LQ45 pun naik 7,8% secara ytd. Di sisi lain Hendry membandingkannya dengan pasar modal di AS di mana S&P 500 terkoreksi 18,19% Dow Jones terkoreksi 14,4% dan Nasdaq terkoreksi 26,54%. Hal itu pun diperkuat Purchasing Manager Index yang mencapai 51,7 pada Agustus 2022. Berarti manufaktur dalam negeri masih ekspansif untuk mendukung pemulihan ekonomi Indonesia. Tingkat konsumsi pun naik seperti penjualan mobil secara wholesales yang melonjak 60% pada Juni.

 

Dia pun menyebut saat ini 30% market cap IHSG ditopang sektor banking atau financial. Loan growth industri perbankan pun tumbuh pesat 10,71%. Menurutnya, seandainya inflasi naik 5%-7% tahun ini dan pertumbuhan ekonomi mencapai 5%, berarti nominal GDP Indonesia tumbuh di kisaran 10%-12%.

 

Jika nominal GDP tumbuh 10%-12% maka kredit perbankan kemungkinan tumbuh 10%-12% pula. Hal itu akan mendongkrak laba industri perbankan, yang tentunya bagus bagi IHSG karena memang tertopang sektor tersebut.

 

“Itu banyak katalis yang kita perhatikan kondisi makro hari ini lebih bagus. Ini membuat kita yakin ekonomi Indonesia dalam track recovery yang bagus. Opportunity bisa kita lihat dari kondisi makro di mana inflasi tidak setinggi yang dikhawatirkan dan resesi juga tidak dalam,” lanjutnya menekankan.

 

Dalam kesempatan yang sama, Head of Equity Berdikari Manajemen Investasi Agung Ramadoni mengamini indikator-indikator penguatan makro ekonomi yang dipaparkan Hendry. “Jadi dari sini saya memperkirakan GDP kita bahkan mungkin bisa masih cukup stabil di atas 5%,” ujarnya.

 

Oleh karena itu Agung pun memperkirakan pasar modal akan terus menguat.

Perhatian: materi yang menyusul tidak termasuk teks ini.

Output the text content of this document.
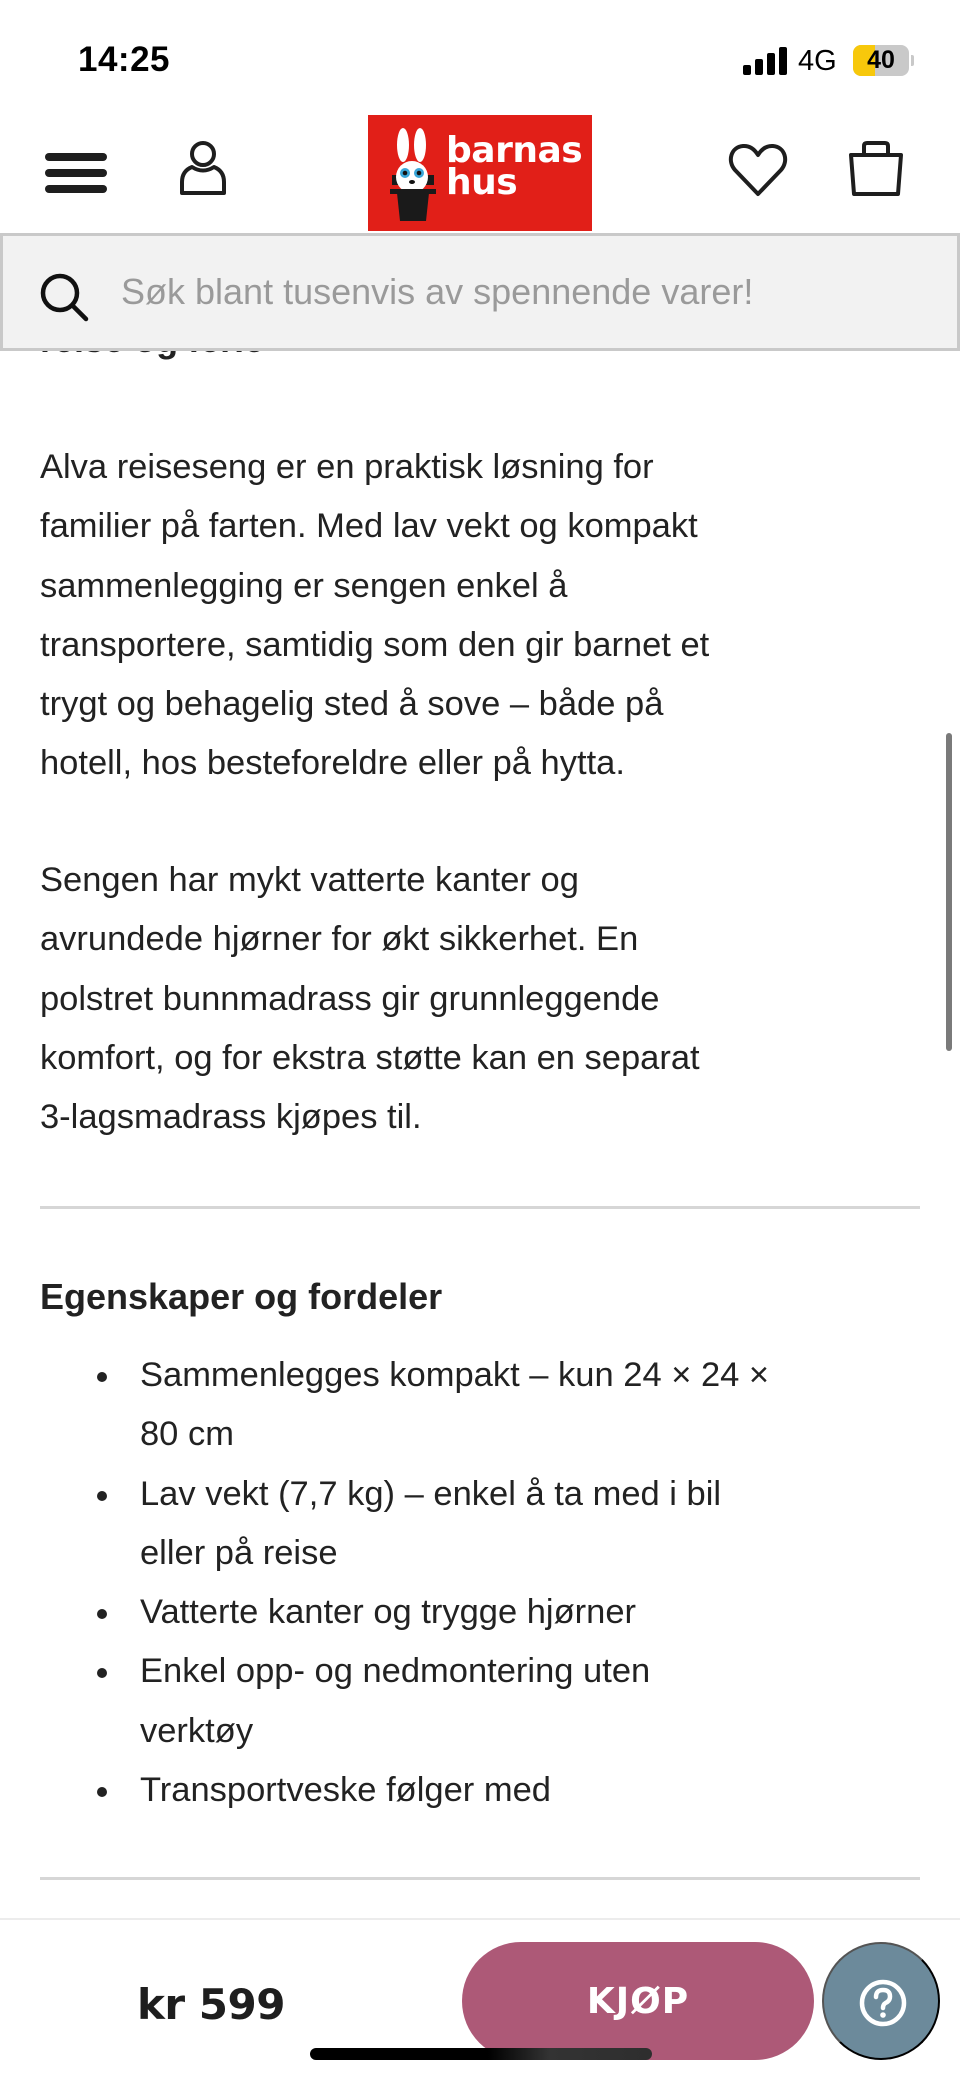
14:25	4G	40
barnas
hus
Søk blant tusenvis av spennende varer!
Alva reiseseng er en praktisk løsning for
familier på farten. Med lav vekt og kompakt
sammenlegging er sengen enkel å
transportere, samtidig som den gir barnet et
trygt og behagelig sted å sove – både på
hotell, hos besteforeldre eller på hytta.
Sengen har mykt vatterte kanter og
avrundede hjørner for økt sikkerhet. En
polstret bunnmadrass gir grunnleggende
komfort, og for ekstra støtte kan en separat
3-lagsmadrass kjøpes til.
Egenskaper og fordeler
Sammenlegges kompakt – kun 24 × 24 ×
80 cm
Lav vekt (7,7 kg) – enkel å ta med i bil
eller på reise
Vatterte kanter og trygge hjørner
Enkel opp- og nedmontering uten
verktøy
Transportveske følger med
kr 599	KJØP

Hal itu berdasar pada beberapa faktor, yaitu fund manager berada dalam posisi memiliki dana tunai yang besar. Kemudian pasar ekuitas tidak bereaksi negatif terhadap kontraksi GDP AS dalam dua bulan berturut-turut.

 

Dana tunai di pasar domestik pun dalam posisi tetap tinggi. Lalu pasar modal Indonesia memiliki prospek yang lebih baik karena komoditas stabil pada level yang cukup baik. Serta aliran masuk dan asing yang kuat mengharapkan bank sentral melakukan penaikkan suku bunga.